I was referring to #1304 which helped me solve how to read values from an input stream.
Here’s a small piece of code as an example
var json = " {\"a\":{\"b\":[{\"c\":1}\n]}} { \"a\" : 1}\n{ \"b\" : 1} {} {\"x";
var input = new ByteArrayInputStream(json.getBytes());
var reader = Util.getObjectMapper().readerFor(Object.class);
var iterator = reader.readValues(input);
Iterable<Object> iterable = () -> iterator;
try {
for (var x : iterable) {
print(x);
}
} catch (Exception e) {
e.printStackTrace(System.out);
}
print("Left: " + new String(input.readAllBytes()));
Here’s the output of the above:
{a={b=[{c=1}]}}
{a=1}
{b=1}
{}
java.lang.RuntimeException: Unexpected end-of-input in field name
at [Source: (ByteArrayInputStream); line: 3, column: 18]
at com.fasterxml.jackson.databind.MappingIterator._handleIOException(MappingIterator.java:417)
at com.fasterxml.jackson.databind.MappingIterator.next(MappingIterator.java:203)
at Scratch.main(scratch.java:24)
Caused by: com.fasterxml.jackson.core.io.JsonEOFException: Unexpected end-of-input in field name
at [Source: (ByteArrayInputStream); line: 3, column: 18]
at com.fasterxml.jackson.core.base.ParserMinimalBase._reportInvalidEOF(ParserMinimalBase.java:662)
at com.fasterxml.jackson.core.json.UTF8StreamJsonParser.parseEscapedName(UTF8StreamJsonParser.java:2020)
at com.fasterxml.jackson.core.json.UTF8StreamJsonParser.slowParseName(UTF8StreamJsonParser.java:1925)
at com.fasterxml.jackson.core.json.UTF8StreamJsonParser._parseName(UTF8StreamJsonParser.java:1709)
at com.fasterxml.jackson.core.json.UTF8StreamJsonParser.nextToken(UTF8StreamJsonParser.java:766)
at com.fasterxml.jackson.databind.deser.std.UntypedObjectDeserializer$Vanilla.deserialize(UntypedObjectDeserializer.java:707)
at com.fasterxml.jackson.databind.MappingIterator.nextValue(MappingIterator.java:280)
at com.fasterxml.jackson.databind.MappingIterator.next(MappingIterator.java:199)
... 1 more
Left:
As can be seen, the entire stream has been consumed. Is there any buffer that Jackson stores this in to be able to retrieve from ?
I’m trying to retrieve the unresolved part of the InputStream and prefix it to the next one (using something like SequenceInputStream).
Any way I can do this ?
Issue Analytics
- State:
- Created 2 years ago
- Comments:11 (6 by maintainers)
Top GitHub Comments
While there is on-going work, I think this specific issue turned out to be bit of misunderstanding between what can be retrieved (non-consumed content) and what would be expected (all content for which token has not been produced, including possible partial token content consumed and indicated in exception message).
Thanks, your concern is very true.
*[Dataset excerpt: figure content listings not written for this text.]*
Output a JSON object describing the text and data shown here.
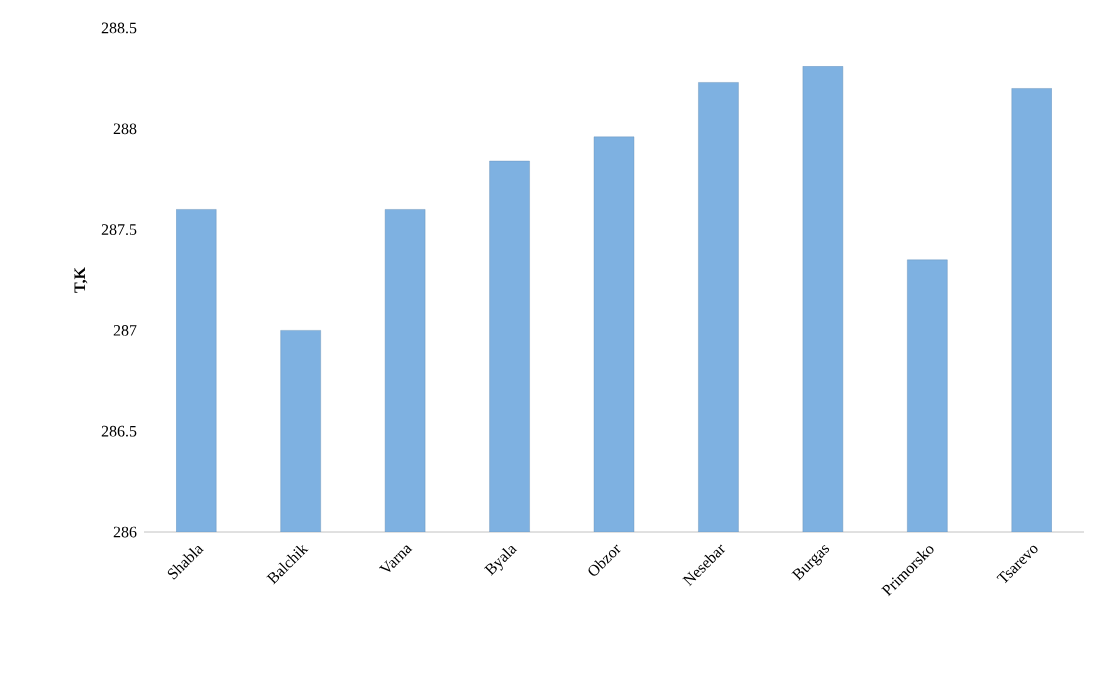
{
  "chart_data": {
    "type": "bar",
    "ylabel": "T,K",
    "categories": [
      "Shabla",
      "Balchik",
      "Varna",
      "Byala",
      "Obzor",
      "Nesebar",
      "Burgas",
      "Primorsko",
      "Tsarevo"
    ],
    "values": [
      287.6,
      287.0,
      287.6,
      287.84,
      287.96,
      288.23,
      288.31,
      287.35,
      288.2
    ],
    "color": "#7eb1e1",
    "ylim": [
      286,
      288.5
    ],
    "yticks": [
      286,
      286.5,
      287,
      287.5,
      288,
      288.5
    ],
    "grid": false
  }
}
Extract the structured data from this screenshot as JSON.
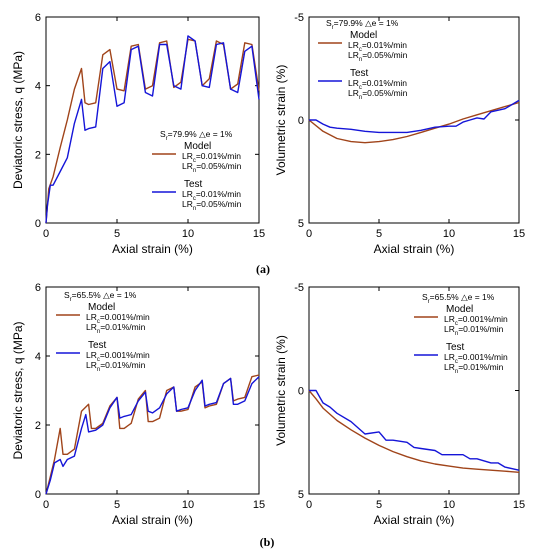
{
  "panel_labels": [
    "(a)",
    "(b)"
  ],
  "colors": {
    "model": "#a0441a",
    "test": "#1515d8"
  },
  "chart_data": [
    {
      "id": "a-left",
      "type": "line",
      "xlabel": "Axial strain (%)",
      "ylabel": "Deviatoric stress, q (MPa)",
      "xlim": [
        0,
        15
      ],
      "ylim": [
        0,
        6
      ],
      "xticks": [
        0,
        5,
        10,
        15
      ],
      "yticks": [
        0,
        2,
        4,
        6
      ],
      "yreversed": false,
      "legend": {
        "placement": "right-middle",
        "condition": "S_r=79.9% △e = 1%",
        "groups": [
          {
            "name": "Model",
            "lines": [
              "LR_c=0.01%/min",
              "LR_n=0.05%/min"
            ],
            "color_key": "model"
          },
          {
            "name": "Test",
            "lines": [
              "LR_c=0.01%/min",
              "LR_n=0.05%/min"
            ],
            "color_key": "test"
          }
        ]
      },
      "series": [
        {
          "name": "Model",
          "color_key": "model",
          "x": [
            0,
            0.2,
            0.5,
            1,
            1.5,
            2,
            2.5,
            2.75,
            3,
            3.5,
            4,
            4.5,
            5,
            5.5,
            6,
            6.5,
            7,
            7.5,
            8,
            8.5,
            9,
            9.5,
            10,
            10.5,
            11,
            11.5,
            12,
            12.5,
            13,
            13.5,
            14,
            14.5,
            15
          ],
          "y": [
            0,
            1,
            1.35,
            2.2,
            3.0,
            3.9,
            4.5,
            3.5,
            3.45,
            3.5,
            4.9,
            5.05,
            3.9,
            3.85,
            5.15,
            5.2,
            3.9,
            4.0,
            5.25,
            5.3,
            3.95,
            4.1,
            5.35,
            5.3,
            4.0,
            4.2,
            5.3,
            5.2,
            3.9,
            4.05,
            5.25,
            5.2,
            3.85
          ]
        },
        {
          "name": "Test",
          "color_key": "test",
          "x": [
            0,
            0.1,
            0.3,
            0.5,
            1,
            1.5,
            2,
            2.5,
            2.75,
            3,
            3.5,
            4,
            4.5,
            5,
            5.5,
            6,
            6.5,
            7,
            7.5,
            8,
            8.5,
            9,
            9.5,
            10,
            10.5,
            11,
            11.5,
            12,
            12.5,
            13,
            13.5,
            14,
            14.5,
            15
          ],
          "y": [
            0,
            0.5,
            1.1,
            1.1,
            1.5,
            1.9,
            2.9,
            3.6,
            2.7,
            2.75,
            2.8,
            4.5,
            4.7,
            3.4,
            3.5,
            5.05,
            5.15,
            3.8,
            3.7,
            5.2,
            5.2,
            4.0,
            3.9,
            5.45,
            5.3,
            4.0,
            3.95,
            5.2,
            5.25,
            3.9,
            3.8,
            5.0,
            5.15,
            3.6
          ]
        }
      ]
    },
    {
      "id": "a-right",
      "type": "line",
      "xlabel": "Axial strain (%)",
      "ylabel": "Volumetric strain (%)",
      "xlim": [
        0,
        15
      ],
      "ylim": [
        -5,
        5
      ],
      "xticks": [
        0,
        5,
        10,
        15
      ],
      "yticks": [
        -5,
        0,
        5
      ],
      "yreversed": true,
      "legend": {
        "placement": "top-left",
        "condition": "S_r=79.9% △e = 1%",
        "groups": [
          {
            "name": "Model",
            "lines": [
              "LR_c=0.01%/min",
              "LR_n=0.05%/min"
            ],
            "color_key": "model"
          },
          {
            "name": "Test",
            "lines": [
              "LR_c=0.01%/min",
              "LR_n=0.05%/min"
            ],
            "color_key": "test"
          }
        ]
      },
      "series": [
        {
          "name": "Model",
          "color_key": "model",
          "x": [
            0,
            1,
            2,
            3,
            4,
            5,
            6,
            7,
            8,
            9,
            10,
            11,
            12,
            13,
            14,
            15
          ],
          "y": [
            0,
            0.55,
            0.9,
            1.05,
            1.1,
            1.05,
            0.95,
            0.8,
            0.6,
            0.4,
            0.2,
            -0.05,
            -0.25,
            -0.45,
            -0.65,
            -0.85
          ]
        },
        {
          "name": "Test",
          "color_key": "test",
          "x": [
            0,
            0.5,
            1,
            1.5,
            2,
            3,
            4,
            5,
            6,
            7,
            8,
            9,
            10,
            10.5,
            11,
            11.5,
            12,
            12.5,
            13,
            14,
            15
          ],
          "y": [
            0,
            0,
            0.2,
            0.35,
            0.4,
            0.45,
            0.55,
            0.6,
            0.6,
            0.6,
            0.5,
            0.35,
            0.3,
            0.3,
            0.1,
            0,
            -0.1,
            -0.05,
            -0.4,
            -0.55,
            -0.95
          ]
        }
      ]
    },
    {
      "id": "b-left",
      "type": "line",
      "xlabel": "Axial strain (%)",
      "ylabel": "Deviatoric stress, q (MPa)",
      "xlim": [
        0,
        15
      ],
      "ylim": [
        0,
        6
      ],
      "xticks": [
        0,
        5,
        10,
        15
      ],
      "yticks": [
        0,
        2,
        4,
        6
      ],
      "yreversed": false,
      "legend": {
        "placement": "top-left",
        "condition": "S_r=65.5% △e = 1%",
        "groups": [
          {
            "name": "Model",
            "lines": [
              "LR_c=0.001%/min",
              "LR_n=0.01%/min"
            ],
            "color_key": "model"
          },
          {
            "name": "Test",
            "lines": [
              "LR_c=0.001%/min",
              "LR_n=0.01%/min"
            ],
            "color_key": "test"
          }
        ]
      },
      "series": [
        {
          "name": "Model",
          "color_key": "model",
          "x": [
            0,
            0.3,
            0.6,
            1,
            1.2,
            1.5,
            2,
            2.5,
            3,
            3.2,
            3.5,
            4,
            4.5,
            5,
            5.2,
            5.5,
            6,
            6.5,
            7,
            7.2,
            7.5,
            8,
            8.5,
            9,
            9.2,
            9.5,
            10,
            10.5,
            11,
            11.2,
            11.5,
            12,
            12.5,
            13,
            13.2,
            13.5,
            14,
            14.5,
            15
          ],
          "y": [
            0,
            0.5,
            1.0,
            1.9,
            1.15,
            1.15,
            1.3,
            2.4,
            2.6,
            1.9,
            1.9,
            2.05,
            2.55,
            2.8,
            1.9,
            1.9,
            2.05,
            2.75,
            3.0,
            2.1,
            2.1,
            2.2,
            3.0,
            3.1,
            2.4,
            2.4,
            2.45,
            3.1,
            3.25,
            2.5,
            2.55,
            2.6,
            3.2,
            3.35,
            2.7,
            2.75,
            2.8,
            3.4,
            3.45
          ]
        },
        {
          "name": "Test",
          "color_key": "test",
          "x": [
            0,
            0.3,
            0.6,
            1,
            1.2,
            1.5,
            2,
            2.5,
            2.8,
            3,
            3.5,
            4,
            4.5,
            5,
            5.2,
            5.5,
            6,
            6.5,
            7,
            7.2,
            7.5,
            8,
            8.5,
            9,
            9.2,
            9.5,
            10,
            10.5,
            11,
            11.2,
            11.5,
            12,
            12.5,
            13,
            13.2,
            13.5,
            14,
            14.5,
            15
          ],
          "y": [
            0,
            0.4,
            0.9,
            1.0,
            0.8,
            1.0,
            1.1,
            1.9,
            2.3,
            1.8,
            1.85,
            2.0,
            2.5,
            2.8,
            2.2,
            2.25,
            2.3,
            2.7,
            2.95,
            2.4,
            2.35,
            2.5,
            2.9,
            3.1,
            2.4,
            2.45,
            2.5,
            3.0,
            3.3,
            2.55,
            2.6,
            2.65,
            3.2,
            3.35,
            2.6,
            2.6,
            2.7,
            3.2,
            3.4
          ]
        }
      ]
    },
    {
      "id": "b-right",
      "type": "line",
      "xlabel": "Axial strain (%)",
      "ylabel": "Volumetric strain (%)",
      "xlim": [
        0,
        15
      ],
      "ylim": [
        -5,
        5
      ],
      "xticks": [
        0,
        5,
        10,
        15
      ],
      "yticks": [
        -5,
        0,
        5
      ],
      "yreversed": true,
      "legend": {
        "placement": "top-right",
        "condition": "S_r=65.5% △e = 1%",
        "groups": [
          {
            "name": "Model",
            "lines": [
              "LR_c=0.001%/min",
              "LR_n=0.01%/min"
            ],
            "color_key": "model"
          },
          {
            "name": "Test",
            "lines": [
              "LR_c=0.001%/min",
              "LR_n=0.01%/min"
            ],
            "color_key": "test"
          }
        ]
      },
      "series": [
        {
          "name": "Model",
          "color_key": "model",
          "x": [
            0,
            0.5,
            1,
            2,
            3,
            4,
            5,
            6,
            7,
            8,
            9,
            10,
            11,
            12,
            13,
            14,
            15
          ],
          "y": [
            0,
            0.4,
            0.85,
            1.45,
            1.9,
            2.3,
            2.65,
            2.95,
            3.2,
            3.4,
            3.55,
            3.65,
            3.75,
            3.8,
            3.85,
            3.9,
            3.95
          ]
        },
        {
          "name": "Test",
          "color_key": "test",
          "x": [
            0,
            0.5,
            1,
            1.5,
            2,
            3,
            4,
            5,
            5.5,
            6,
            7,
            7.5,
            8,
            9,
            9.5,
            10,
            11,
            11.5,
            12,
            13,
            13.5,
            14,
            15
          ],
          "y": [
            0,
            0,
            0.6,
            0.8,
            1.1,
            1.5,
            2.1,
            2.0,
            2.4,
            2.4,
            2.5,
            2.75,
            2.8,
            2.9,
            3.1,
            3.1,
            3.1,
            3.3,
            3.3,
            3.5,
            3.5,
            3.7,
            3.85
          ]
        }
      ]
    }
  ]
}
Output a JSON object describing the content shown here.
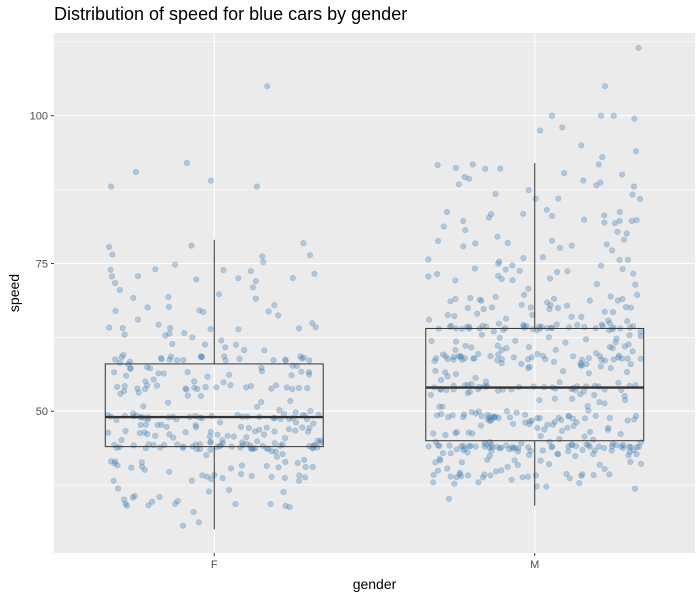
{
  "chart_data": {
    "type": "scatter",
    "subtype": "boxplot-with-jitter",
    "title": "Distribution of speed for blue cars by gender",
    "xlabel": "gender",
    "ylabel": "speed",
    "categories": [
      "F",
      "M"
    ],
    "ylim": [
      26,
      114
    ],
    "yticks": [
      50,
      75,
      100
    ],
    "y_tick_labels": [
      "50",
      "75",
      "100"
    ],
    "grid": true,
    "panel_background": "#ebebeb",
    "grid_color": "#ffffff",
    "point_color": "#4682b4",
    "box_line_color": "#333333",
    "boxes": [
      {
        "category": "F",
        "whisker_low": 30,
        "q1": 44,
        "median": 49,
        "q3": 58,
        "whisker_high": 79
      },
      {
        "category": "M",
        "whisker_low": 34,
        "q1": 45,
        "median": 54,
        "q3": 64,
        "whisker_high": 92
      }
    ],
    "series": [
      {
        "category": "F",
        "n_points": 320,
        "outliers": [
          105,
          92,
          89,
          88,
          88,
          90.5
        ]
      },
      {
        "category": "M",
        "n_points": 480,
        "outliers": [
          111.5,
          100,
          100,
          100,
          105,
          98,
          99.5,
          97.5,
          95,
          94,
          93
        ]
      }
    ]
  }
}
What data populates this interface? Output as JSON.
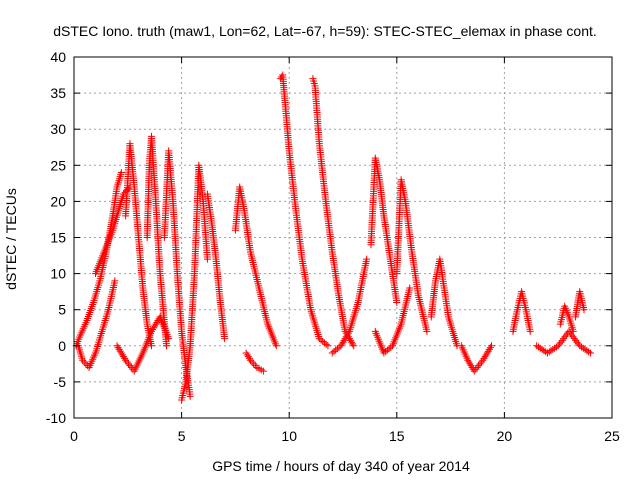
{
  "chart_data": {
    "type": "scatter",
    "title": "dSTEC Iono. truth (maw1, Lon=62, Lat=-67, h=59): STEC-STEC_elemax in phase cont.",
    "xlabel": "GPS time / hours of day 340 of year 2014",
    "ylabel": "dSTEC  / TECUs",
    "xlim": [
      0,
      25
    ],
    "ylim": [
      -10,
      40
    ],
    "xticks": [
      0,
      5,
      10,
      15,
      20,
      25
    ],
    "yticks": [
      -10,
      -5,
      0,
      5,
      10,
      15,
      20,
      25,
      30,
      35,
      40
    ],
    "grid": true,
    "marker": "+",
    "color": "#ff0000",
    "series": [
      {
        "x": [
          0.1,
          0.3,
          0.6,
          0.9,
          1.2,
          1.5,
          1.8,
          2.0,
          2.2
        ],
        "y": [
          0.0,
          1.5,
          3.5,
          6.0,
          9.0,
          13.0,
          18.0,
          22.0,
          24.0
        ]
      },
      {
        "x": [
          0.2,
          0.4,
          0.7,
          1.0,
          1.3,
          1.6,
          1.9
        ],
        "y": [
          0.0,
          -2.0,
          -3.0,
          -1.0,
          2.0,
          5.0,
          9.0
        ]
      },
      {
        "x": [
          1.0,
          1.4,
          1.8,
          2.1,
          2.3,
          2.6
        ],
        "y": [
          10.0,
          13.0,
          16.0,
          19.0,
          21.0,
          22.0
        ]
      },
      {
        "x": [
          2.4,
          2.6,
          2.8,
          3.0,
          3.2,
          3.4,
          3.6
        ],
        "y": [
          18.0,
          28.0,
          22.0,
          15.0,
          8.0,
          3.0,
          0.0
        ]
      },
      {
        "x": [
          3.4,
          3.5,
          3.6,
          3.8,
          4.0,
          4.3
        ],
        "y": [
          15.0,
          25.0,
          29.0,
          20.0,
          10.0,
          0.0
        ]
      },
      {
        "x": [
          2.0,
          2.4,
          2.8,
          3.2,
          3.6,
          4.0,
          4.4
        ],
        "y": [
          0.0,
          -2.0,
          -3.5,
          -1.0,
          2.0,
          4.0,
          1.0
        ]
      },
      {
        "x": [
          4.2,
          4.4,
          4.6,
          4.8,
          5.0,
          5.2,
          5.4
        ],
        "y": [
          15.0,
          27.0,
          20.0,
          10.0,
          2.0,
          -3.0,
          -7.0
        ]
      },
      {
        "x": [
          5.0,
          5.2,
          5.4,
          5.6,
          5.8,
          6.0,
          6.2
        ],
        "y": [
          -7.5,
          -5.0,
          0.0,
          10.0,
          25.0,
          20.0,
          12.0
        ]
      },
      {
        "x": [
          6.2,
          6.4,
          6.6,
          6.8,
          7.0
        ],
        "y": [
          21.0,
          17.0,
          12.0,
          6.0,
          1.0
        ]
      },
      {
        "x": [
          7.5,
          7.7,
          7.9,
          8.2,
          8.6,
          9.0,
          9.4
        ],
        "y": [
          16.0,
          22.0,
          19.0,
          13.0,
          8.0,
          3.0,
          0.0
        ]
      },
      {
        "x": [
          8.0,
          8.2,
          8.5,
          8.8
        ],
        "y": [
          -1.0,
          -2.0,
          -3.0,
          -3.5
        ]
      },
      {
        "x": [
          9.6,
          9.7,
          9.8,
          10.0,
          10.3,
          10.6,
          11.0,
          11.4,
          11.8
        ],
        "y": [
          37.0,
          37.5,
          34.0,
          27.0,
          19.0,
          12.0,
          5.0,
          1.0,
          0.0
        ]
      },
      {
        "x": [
          11.1,
          11.2,
          11.4,
          11.7,
          12.0,
          12.3,
          12.6,
          13.0
        ],
        "y": [
          37.0,
          36.0,
          28.0,
          20.0,
          13.0,
          7.0,
          2.0,
          0.0
        ]
      },
      {
        "x": [
          12.0,
          12.4,
          12.8,
          13.2,
          13.6
        ],
        "y": [
          -1.0,
          0.0,
          2.0,
          6.0,
          12.0
        ]
      },
      {
        "x": [
          13.8,
          14.0,
          14.2,
          14.4,
          14.7,
          15.0
        ],
        "y": [
          14.0,
          26.0,
          23.0,
          18.0,
          12.0,
          6.0
        ]
      },
      {
        "x": [
          14.0,
          14.4,
          14.8,
          15.2,
          15.6
        ],
        "y": [
          2.0,
          -1.0,
          0.0,
          3.0,
          8.0
        ]
      },
      {
        "x": [
          15.0,
          15.2,
          15.4,
          15.7,
          16.0,
          16.4
        ],
        "y": [
          10.0,
          23.0,
          20.0,
          13.0,
          7.0,
          2.0
        ]
      },
      {
        "x": [
          16.6,
          16.8,
          17.0,
          17.2,
          17.4,
          17.8
        ],
        "y": [
          4.0,
          9.0,
          12.0,
          8.0,
          4.0,
          0.0
        ]
      },
      {
        "x": [
          18.0,
          18.3,
          18.6,
          19.0,
          19.4
        ],
        "y": [
          0.0,
          -2.0,
          -3.5,
          -2.0,
          0.0
        ]
      },
      {
        "x": [
          20.4,
          20.6,
          20.8,
          21.0,
          21.2
        ],
        "y": [
          2.0,
          5.0,
          7.5,
          5.0,
          2.0
        ]
      },
      {
        "x": [
          21.5,
          22.0,
          22.5,
          23.0,
          23.5,
          24.0
        ],
        "y": [
          0.0,
          -1.0,
          0.0,
          2.0,
          0.0,
          -1.0
        ]
      },
      {
        "x": [
          22.6,
          22.8,
          23.0,
          23.2
        ],
        "y": [
          3.0,
          5.5,
          4.0,
          2.0
        ]
      },
      {
        "x": [
          23.3,
          23.5,
          23.7
        ],
        "y": [
          4.0,
          7.5,
          5.0
        ]
      }
    ]
  }
}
Any path that circumvents the counting operations (even unintentionally) will instantly cause failures in the entire logic. This approach is highly dependent on the reliability of said counts.
I will thoroughly test this with our actual use-case to make sure it works. Simultaneously, I’ll continue checking for possibly more reliable alternatives.